In the larger scheme of things, how unusual is this? How much of it do you contribute to climate change? You called it unprecedented because it likely hasn’t happened between the late 1800’s and now. I hate to burst your bubble, but that isn’t nearly enough time to truly understand the potential extremes of the tail ends. I’m only 55 years old (still feel like I’m 25 BTW), so that amount of time is roughly only 3 times my existence. That’s a blink of an eye!
Sure, we have proxies for estimating historical temperatures, and perhaps none of them show the extreme temps we just witnessed. But let me ask you this: If you could transport yourself 1000 years into the future, what do you think you’d see if you were to use those same techniques to estimate the temperatures 1000 years earlier? I can tell you what you would see. You’d see nothing out of the ordinary. A few days of abnormally high temps likely wouldn’t show up. Honest question: How granular are the reconstructed temps from 500 or 1000 years ago? Does it get any better than annual…or seasonal? I know you can’t pick out a few days.
The real question we should be asking is what period of time does the temperature record need to cover before we can truly understand the “normal” extremes for a given geologic/climatic period? Is it 500 years? 1000 years? I don’t have the answer, but I’m quite confident that 150 years is not even close to long enough.
Hi, author here.
First of all, I’m glad you picked up on the important note I left. Science, and myself, agree with you- we can’t know much more about temperature records than what happened over the last 150 years. I left the note because I felt it would be disingenuous to pretend we know more than we do about these records than we do.
To answer your actual question- I believe the short time span should not be confused with uncertainty over the significance of these records, and I believe 100-150 years of data is enough to say that with confidence. Records fall regularly, but this many records falling by this large a margin is really unheard of. I say that not only based on the data from the PNW stations, on what is considered a ‘normal’ record magnitude there; but on data from stations all over the globe, which show how the type of records set this last week are anything but normal. The data points I synthesized when writing about the extremity of the records set do not number 150 years x 365 days x 2 measurements a day, but 150 years x 365 days x 2 measurements a day x thousands of stations across the world. That’s a lot of data.

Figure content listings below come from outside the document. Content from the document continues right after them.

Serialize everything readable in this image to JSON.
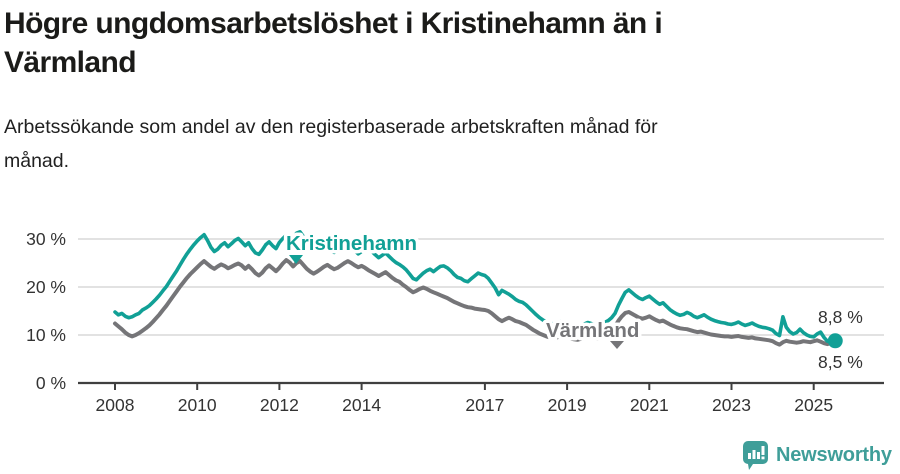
{
  "header": {
    "title_lines": [
      "Högre ungdomsarbetslöshet i Kristinehamn än i",
      "Värmland"
    ],
    "subtitle_lines": [
      "Arbetssökande som andel av den registerbaserade arbetskraften månad för",
      "månad."
    ]
  },
  "chart_data": {
    "type": "line",
    "unit": "percent",
    "frequency": "monthly",
    "period_start": "2008-01",
    "period_end": "2025-07",
    "x_tick_years": [
      2008,
      2010,
      2012,
      2014,
      2017,
      2019,
      2021,
      2023,
      2025
    ],
    "x_tick_labels": [
      "2008",
      "2010",
      "2012",
      "2014",
      "2017",
      "2019",
      "2021",
      "2023",
      "2025"
    ],
    "y_ticks": [
      0,
      10,
      20,
      30
    ],
    "y_tick_labels": [
      "0 %",
      "10 %",
      "20 %",
      "30 %"
    ],
    "ylim": [
      0,
      33
    ],
    "grid": "horizontal",
    "legend_position": "inline-labels",
    "series": [
      {
        "name": "Kristinehamn",
        "color": "#11a096",
        "values": [
          14.8,
          14.2,
          14.5,
          13.9,
          13.6,
          13.8,
          14.2,
          14.5,
          15.2,
          15.6,
          16.1,
          16.8,
          17.5,
          18.3,
          19.2,
          20.1,
          21.2,
          22.3,
          23.4,
          24.6,
          25.8,
          26.9,
          27.9,
          28.8,
          29.6,
          30.3,
          30.9,
          29.7,
          28.3,
          27.4,
          27.9,
          28.7,
          29.2,
          28.4,
          29.0,
          29.7,
          30.1,
          29.4,
          28.6,
          29.2,
          28.0,
          27.1,
          26.8,
          27.7,
          28.8,
          29.4,
          28.6,
          28.0,
          29.3,
          30.1,
          30.8,
          30.3,
          29.7,
          31.2,
          31.5,
          30.5,
          29.6,
          28.9,
          28.4,
          28.9,
          29.6,
          29.0,
          28.3,
          27.7,
          27.2,
          27.9,
          28.4,
          27.7,
          27.9,
          28.3,
          27.6,
          26.9,
          27.4,
          27.9,
          28.2,
          27.4,
          26.7,
          26.1,
          26.6,
          27.1,
          26.4,
          25.7,
          25.1,
          24.7,
          24.2,
          23.6,
          22.7,
          21.8,
          21.5,
          22.2,
          22.9,
          23.4,
          23.7,
          23.2,
          23.8,
          24.3,
          24.4,
          24.0,
          23.4,
          22.6,
          22.0,
          21.8,
          21.3,
          21.1,
          21.7,
          22.3,
          22.9,
          22.6,
          22.4,
          21.8,
          20.8,
          19.8,
          18.4,
          19.3,
          18.9,
          18.5,
          18.0,
          17.4,
          17.0,
          16.8,
          16.3,
          15.6,
          14.9,
          14.2,
          13.6,
          13.1,
          12.8,
          12.5,
          12.3,
          12.5,
          12.8,
          12.6,
          12.4,
          12.2,
          12.0,
          11.8,
          12.0,
          12.3,
          12.6,
          12.4,
          12.1,
          11.9,
          12.2,
          12.6,
          13.0,
          13.6,
          14.5,
          16.2,
          17.6,
          18.9,
          19.4,
          18.8,
          18.2,
          17.7,
          17.4,
          17.8,
          18.1,
          17.5,
          16.9,
          16.4,
          16.7,
          16.0,
          15.3,
          14.8,
          14.4,
          14.1,
          14.3,
          14.7,
          14.4,
          13.9,
          13.6,
          13.9,
          14.2,
          13.7,
          13.3,
          13.0,
          12.8,
          12.6,
          12.5,
          12.3,
          12.2,
          12.4,
          12.7,
          12.3,
          12.0,
          12.2,
          12.5,
          12.1,
          11.8,
          11.6,
          11.5,
          11.3,
          11.0,
          10.3,
          9.9,
          13.8,
          11.6,
          10.7,
          10.2,
          10.5,
          11.2,
          10.5,
          10.0,
          9.7,
          9.6,
          10.2,
          10.6,
          9.5,
          8.7,
          8.5,
          8.8
        ]
      },
      {
        "name": "Värmland",
        "color": "#757578",
        "values": [
          12.4,
          11.8,
          11.2,
          10.5,
          10.0,
          9.7,
          10.0,
          10.4,
          10.9,
          11.4,
          12.0,
          12.7,
          13.5,
          14.3,
          15.2,
          16.1,
          17.1,
          18.1,
          19.1,
          20.1,
          21.0,
          21.9,
          22.7,
          23.4,
          24.1,
          24.8,
          25.4,
          24.8,
          24.2,
          23.8,
          24.3,
          24.7,
          24.4,
          23.9,
          24.2,
          24.6,
          24.9,
          24.5,
          23.8,
          24.4,
          23.7,
          22.9,
          22.4,
          23.0,
          23.9,
          24.5,
          23.9,
          23.3,
          24.0,
          24.9,
          25.6,
          25.1,
          24.3,
          25.0,
          25.4,
          24.6,
          23.8,
          23.2,
          22.8,
          23.2,
          23.7,
          24.2,
          24.6,
          24.1,
          23.7,
          24.0,
          24.5,
          25.0,
          25.4,
          25.0,
          24.5,
          24.1,
          24.4,
          24.0,
          23.5,
          23.1,
          22.7,
          22.3,
          22.7,
          23.1,
          22.5,
          21.9,
          21.4,
          21.1,
          20.5,
          20.0,
          19.4,
          18.9,
          19.2,
          19.6,
          19.9,
          19.6,
          19.2,
          18.9,
          18.6,
          18.3,
          18.0,
          17.7,
          17.3,
          16.9,
          16.6,
          16.3,
          16.0,
          15.8,
          15.7,
          15.5,
          15.4,
          15.3,
          15.2,
          15.0,
          14.5,
          13.9,
          13.3,
          12.9,
          13.3,
          13.6,
          13.3,
          12.9,
          12.7,
          12.4,
          12.1,
          11.6,
          11.1,
          10.7,
          10.3,
          10.0,
          9.7,
          9.5,
          9.3,
          9.5,
          9.7,
          9.6,
          9.5,
          9.3,
          9.1,
          9.0,
          9.2,
          9.4,
          9.7,
          9.6,
          9.4,
          9.3,
          9.5,
          9.9,
          10.4,
          11.0,
          11.8,
          13.0,
          13.9,
          14.6,
          14.8,
          14.4,
          14.0,
          13.6,
          13.4,
          13.6,
          13.9,
          13.5,
          13.1,
          12.8,
          13.0,
          12.6,
          12.2,
          11.9,
          11.6,
          11.4,
          11.3,
          11.2,
          11.0,
          10.8,
          10.6,
          10.7,
          10.5,
          10.3,
          10.1,
          10.0,
          9.9,
          9.8,
          9.7,
          9.7,
          9.6,
          9.7,
          9.8,
          9.6,
          9.5,
          9.4,
          9.5,
          9.3,
          9.2,
          9.1,
          9.0,
          8.9,
          8.7,
          8.3,
          8.0,
          8.5,
          8.8,
          8.6,
          8.5,
          8.4,
          8.5,
          8.7,
          8.6,
          8.5,
          8.7,
          8.9,
          8.6,
          8.3,
          8.1,
          8.3,
          8.5
        ]
      }
    ],
    "series_inline_labels": [
      {
        "series": "Kristinehamn",
        "text": "Kristinehamn",
        "arrow": "down"
      },
      {
        "series": "Värmland",
        "text": "Värmland",
        "arrow": "down"
      }
    ],
    "end_labels": {
      "top": "8,8 %",
      "bottom": "8,5 %"
    },
    "end_marker": {
      "series": "Kristinehamn",
      "value": 8.8
    }
  },
  "footer": {
    "brand": "Newsworthy",
    "logo_icon": "bar-chart-speech-bubble-icon",
    "brand_color": "#3f9e99"
  },
  "colors": {
    "grid": "#d8d8d8",
    "axis": "#3f3f3f",
    "tick_text": "#333333",
    "value_label": "#333333",
    "title_text": "#1b1b19"
  }
}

Agreed, but regardless of the many thousands of measurements taken, it still covers a period of only 100 – 150 years. It is most definitely highly unusual over that time span, but the evidence isn’t sufficient to convince me that it is unprecedented over a much longer time span. With that said, I certainly can’t say you’re wrong. HAHA…let’s discuss this further in June of 3021, perhaps over a cup of coffee during a flight to Mars. 😉 Perhaps we’ll have some answers then.